Enforcement was based on formal or informal risk assessment (which might include racial profiling). Arguably, this is still the case: I don't have stats to back that up but I have the feeling that the French customs and police spend more resources patrolling the border with Italy or checking long-distance busses than checking the length of stay at international airports or Eurostar terminals. In that context, a potential loophole in a remote airport that requires quite a bit of money and ingenuity to be properly exploited isn't going to be a concern.

Recently, I have seen a similar setup in Toulouse: there is a Schengen terminal there but not all Schengen flights use it. I assume it's due to operational constraints: lack of suitable gates, quick turnaround between a non-Schengen flight and a Schengen flight when there is no dual-use terminal. The first thing the border guard asked is where I was flying to and they presumably treat passengers accordingly. I don't remember whether they checked my boarding pass but they could easily do that too.

The main issue is the inconvenience to travellers within the Schengen area, as one of the objectives of the whole thing is to make it easier to cross borders. After security, I expected a hassle-free walk to the gate and was surprised to stand in a (short) queue and be subjected to questioning by law enforcement (to be fair, being a citizen, the questioning was very cordial and superficial, but I tend to find that intrusive nonetheless).

On the other hand, I don't see any scenario in which the exit stamp is a huge issue. Exit stamps play an important role in the regulations but much like speed limits and traffic lights, enforcement doesn't need to be airtight for them to serve their purpose. There are countless reports of haphazard stamping in the Schengen area and many travellers can testify that border guards do not always spend time checking all the stamps in a passport.

And what good would your exit stamp be? It might be useful to hide a longer stay when you come back to the Schengen area but in the meantime you still run the risk of getting caught within the area without a coherent paper trail.

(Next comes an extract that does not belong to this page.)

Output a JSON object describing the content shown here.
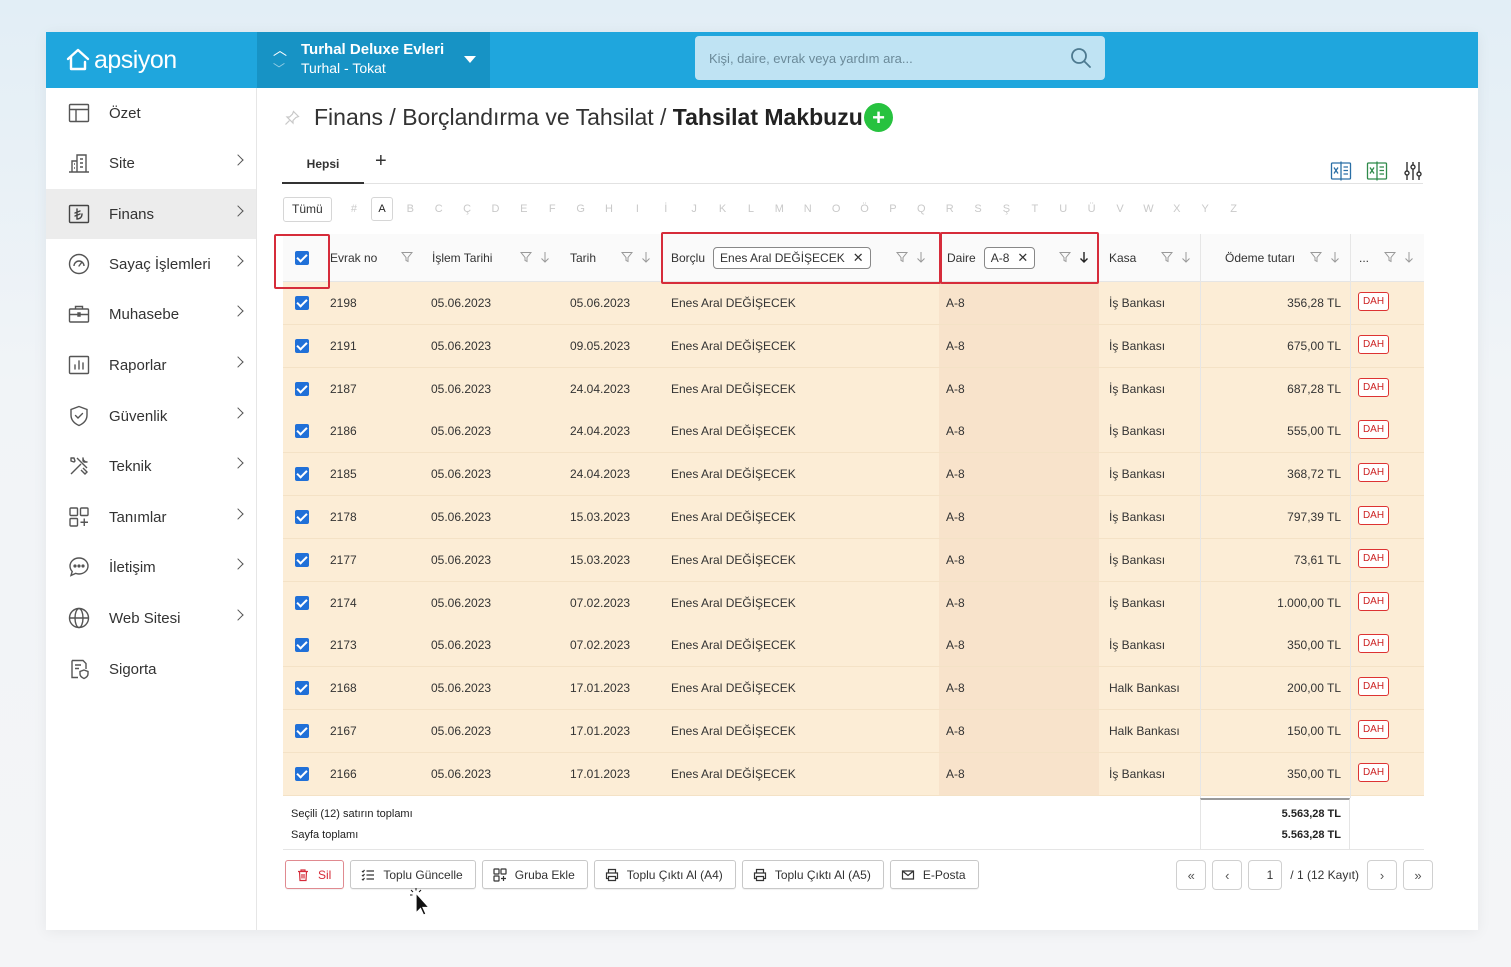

Then, before coming back, you also need to find another loophole to leave the area, lest you show up at an exit border check with no way to account for your date of entry (and, worse, exposing the fact that you actively tried to dodge the rules).

Finally, if you are prepared to have a confederate walk with your passport just to get an exit stamp, they could easily do that at any number of airports in the Schengen area. All you need is a real or fake boarding pass, no need to actually fly to another Schengen country. They could then reenter on their own passport, directly or after flying inside or outside the Schengen area, it doesn't really matter.